How Is Fuel for Cars Made?by Edwin Thomas
Extraction and Shipping
This process begins with the extraction of petroleum. Using geological surveying, an oil reservoir is discovered and drilled to, and the oil is removed. Relatively unknown is that even in the most accessible wells, it is usually only possible to remove 2/3 of the oil in the well. The oil is then shipped, usually either by pipeline or by tanker, to a refinery.
An oil refinery is an incredibly complicated, large-scale chemical processing plant. However, the basic processes used are based on distillation. Distillation works by heating a substance to the point where the desired part vaporizes, leaving the undesired impurities behind. The vapor is then condensed back into liquid and collected. Petroleum distillation is sometimes different from normal distillation in that some distillates also require different pressures, while normal distillation is always done at the local atmospheric pressure.
Gasoline starts with the progressive distillation of crude oil. This is where the process used to end, but modern engines require better fuel to achieve their higher performance, so various other substances made at the refinery, produced by chemical processing, are blended in. These other petroleum products are reformate, cat cracked naphtha, isomerate, alkylate, virgin naptha and hydrocrackate.
The main form of diesel fuel is still derived from petroleum.

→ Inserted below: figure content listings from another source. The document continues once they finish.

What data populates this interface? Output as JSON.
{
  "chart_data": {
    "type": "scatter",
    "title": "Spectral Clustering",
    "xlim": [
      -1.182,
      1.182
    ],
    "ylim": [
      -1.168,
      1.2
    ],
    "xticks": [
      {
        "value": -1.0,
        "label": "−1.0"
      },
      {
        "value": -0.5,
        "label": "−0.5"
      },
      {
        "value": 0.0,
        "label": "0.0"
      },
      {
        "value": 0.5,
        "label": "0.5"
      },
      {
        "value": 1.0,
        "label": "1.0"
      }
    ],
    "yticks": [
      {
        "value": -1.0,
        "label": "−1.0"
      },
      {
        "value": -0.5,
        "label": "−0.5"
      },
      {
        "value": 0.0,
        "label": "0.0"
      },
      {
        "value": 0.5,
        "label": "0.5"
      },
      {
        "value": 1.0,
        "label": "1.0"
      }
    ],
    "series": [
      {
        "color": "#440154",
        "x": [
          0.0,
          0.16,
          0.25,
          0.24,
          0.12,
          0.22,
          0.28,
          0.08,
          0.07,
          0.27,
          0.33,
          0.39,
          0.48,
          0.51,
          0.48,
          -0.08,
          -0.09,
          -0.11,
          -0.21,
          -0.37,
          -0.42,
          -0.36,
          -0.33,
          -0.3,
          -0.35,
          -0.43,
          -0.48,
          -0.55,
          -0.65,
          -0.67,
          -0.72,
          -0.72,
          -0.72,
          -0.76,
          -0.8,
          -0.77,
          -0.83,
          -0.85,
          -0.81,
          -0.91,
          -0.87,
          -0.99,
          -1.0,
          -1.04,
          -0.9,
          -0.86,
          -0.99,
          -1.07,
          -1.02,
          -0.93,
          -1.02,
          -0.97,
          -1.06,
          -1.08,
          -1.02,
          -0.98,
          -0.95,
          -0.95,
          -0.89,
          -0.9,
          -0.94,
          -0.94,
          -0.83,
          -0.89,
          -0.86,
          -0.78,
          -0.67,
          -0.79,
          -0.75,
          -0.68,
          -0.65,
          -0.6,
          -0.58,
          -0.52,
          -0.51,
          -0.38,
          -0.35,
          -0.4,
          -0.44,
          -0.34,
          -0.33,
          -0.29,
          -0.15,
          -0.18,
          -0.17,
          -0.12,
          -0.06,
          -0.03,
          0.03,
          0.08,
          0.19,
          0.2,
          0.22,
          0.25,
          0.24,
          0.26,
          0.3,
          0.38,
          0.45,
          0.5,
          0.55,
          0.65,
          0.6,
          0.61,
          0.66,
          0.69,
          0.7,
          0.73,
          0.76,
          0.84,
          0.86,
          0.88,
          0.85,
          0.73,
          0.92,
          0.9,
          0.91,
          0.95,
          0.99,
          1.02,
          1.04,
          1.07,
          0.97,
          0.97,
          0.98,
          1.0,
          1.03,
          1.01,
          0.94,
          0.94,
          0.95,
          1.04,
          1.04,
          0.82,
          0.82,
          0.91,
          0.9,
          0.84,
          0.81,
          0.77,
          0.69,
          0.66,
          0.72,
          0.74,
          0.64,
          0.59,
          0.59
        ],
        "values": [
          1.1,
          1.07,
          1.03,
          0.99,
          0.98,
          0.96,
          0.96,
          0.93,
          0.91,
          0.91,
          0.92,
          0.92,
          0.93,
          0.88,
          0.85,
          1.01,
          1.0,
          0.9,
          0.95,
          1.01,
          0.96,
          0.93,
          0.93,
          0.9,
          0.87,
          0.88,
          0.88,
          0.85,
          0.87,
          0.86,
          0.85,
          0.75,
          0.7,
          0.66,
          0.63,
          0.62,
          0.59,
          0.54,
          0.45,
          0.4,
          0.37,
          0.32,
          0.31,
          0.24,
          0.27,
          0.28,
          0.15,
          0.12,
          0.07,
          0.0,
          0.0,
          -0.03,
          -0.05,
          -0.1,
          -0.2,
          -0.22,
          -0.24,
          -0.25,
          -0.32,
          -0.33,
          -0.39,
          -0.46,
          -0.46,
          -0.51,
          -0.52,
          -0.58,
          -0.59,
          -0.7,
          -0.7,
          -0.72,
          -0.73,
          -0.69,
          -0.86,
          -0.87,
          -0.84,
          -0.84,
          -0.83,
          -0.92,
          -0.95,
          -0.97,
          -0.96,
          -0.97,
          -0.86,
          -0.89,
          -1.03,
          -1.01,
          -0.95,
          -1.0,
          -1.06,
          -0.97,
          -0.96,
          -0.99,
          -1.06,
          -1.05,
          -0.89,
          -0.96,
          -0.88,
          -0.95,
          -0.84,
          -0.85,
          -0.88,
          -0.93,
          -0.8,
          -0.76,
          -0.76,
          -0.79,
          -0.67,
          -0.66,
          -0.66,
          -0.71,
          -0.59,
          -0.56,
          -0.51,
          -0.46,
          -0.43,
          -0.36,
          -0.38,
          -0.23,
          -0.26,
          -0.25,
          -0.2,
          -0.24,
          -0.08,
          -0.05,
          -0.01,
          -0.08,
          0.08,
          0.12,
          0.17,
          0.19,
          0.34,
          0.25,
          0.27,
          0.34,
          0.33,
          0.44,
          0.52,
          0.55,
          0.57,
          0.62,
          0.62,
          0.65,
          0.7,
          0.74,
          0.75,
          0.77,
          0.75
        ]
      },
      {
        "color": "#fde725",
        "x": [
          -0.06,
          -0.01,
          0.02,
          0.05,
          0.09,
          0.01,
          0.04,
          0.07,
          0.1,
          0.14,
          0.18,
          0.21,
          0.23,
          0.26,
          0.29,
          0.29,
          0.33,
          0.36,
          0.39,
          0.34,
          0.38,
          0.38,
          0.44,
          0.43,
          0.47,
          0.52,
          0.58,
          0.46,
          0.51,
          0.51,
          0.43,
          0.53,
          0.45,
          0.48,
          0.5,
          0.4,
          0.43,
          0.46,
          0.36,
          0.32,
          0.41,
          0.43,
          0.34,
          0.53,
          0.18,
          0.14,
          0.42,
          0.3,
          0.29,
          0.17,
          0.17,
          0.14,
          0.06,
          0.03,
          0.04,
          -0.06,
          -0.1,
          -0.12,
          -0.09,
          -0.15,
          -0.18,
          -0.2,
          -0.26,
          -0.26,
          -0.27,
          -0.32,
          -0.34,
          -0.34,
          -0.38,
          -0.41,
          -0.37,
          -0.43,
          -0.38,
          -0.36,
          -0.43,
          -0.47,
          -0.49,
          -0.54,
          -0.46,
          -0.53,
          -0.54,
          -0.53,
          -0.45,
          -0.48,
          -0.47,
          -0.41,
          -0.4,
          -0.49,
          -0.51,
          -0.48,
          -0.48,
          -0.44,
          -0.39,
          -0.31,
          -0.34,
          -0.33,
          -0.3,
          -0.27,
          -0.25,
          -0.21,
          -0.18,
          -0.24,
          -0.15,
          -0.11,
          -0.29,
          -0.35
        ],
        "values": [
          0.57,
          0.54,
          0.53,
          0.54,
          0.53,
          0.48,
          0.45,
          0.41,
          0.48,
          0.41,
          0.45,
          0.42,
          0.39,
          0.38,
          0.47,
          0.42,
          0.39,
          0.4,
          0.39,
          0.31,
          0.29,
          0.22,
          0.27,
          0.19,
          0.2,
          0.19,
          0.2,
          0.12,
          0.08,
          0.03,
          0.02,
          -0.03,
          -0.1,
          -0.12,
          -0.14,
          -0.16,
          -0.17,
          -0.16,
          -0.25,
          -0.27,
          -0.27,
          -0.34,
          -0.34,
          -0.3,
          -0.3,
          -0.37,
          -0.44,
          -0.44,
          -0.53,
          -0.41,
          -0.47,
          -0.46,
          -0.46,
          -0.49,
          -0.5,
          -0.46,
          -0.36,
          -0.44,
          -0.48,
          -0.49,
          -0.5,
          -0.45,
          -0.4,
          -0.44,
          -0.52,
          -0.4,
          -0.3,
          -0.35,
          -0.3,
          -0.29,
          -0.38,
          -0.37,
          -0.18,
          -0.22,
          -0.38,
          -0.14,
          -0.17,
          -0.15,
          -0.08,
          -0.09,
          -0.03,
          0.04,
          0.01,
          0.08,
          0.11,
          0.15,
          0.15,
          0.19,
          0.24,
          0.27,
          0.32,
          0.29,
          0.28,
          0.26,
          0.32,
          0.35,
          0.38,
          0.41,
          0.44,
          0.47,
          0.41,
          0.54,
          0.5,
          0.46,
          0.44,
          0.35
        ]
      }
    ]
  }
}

This is a distillate of crude oil. Compared to making gasoline, diesel-making is still relatively simple, being distilled at normal pressure in temperatures between 200 and 350 degrees Celsius.
Biodiesel and Ethanol
Mixtures of gasoline and ethanol have been standard in the United States for years, mixtures of petrodiesel and biodiesel are becoming more common and some vehicles run exclusively on biodiesel or ethanol.
Biodiesel is made from non-petroleum oil, such as soy or vegetable oil. This raw material is filtered to purity and then processed with a mixture of sodium hydroxide and alcohol.
Ethanol is made in the time-tested method of alcohol distillation. Grains and vegetable matter are combined with water and yeast to make a mash, which ferments producing a low-grade alcohol. This is then distilled multiple times to concentrate the alcohol.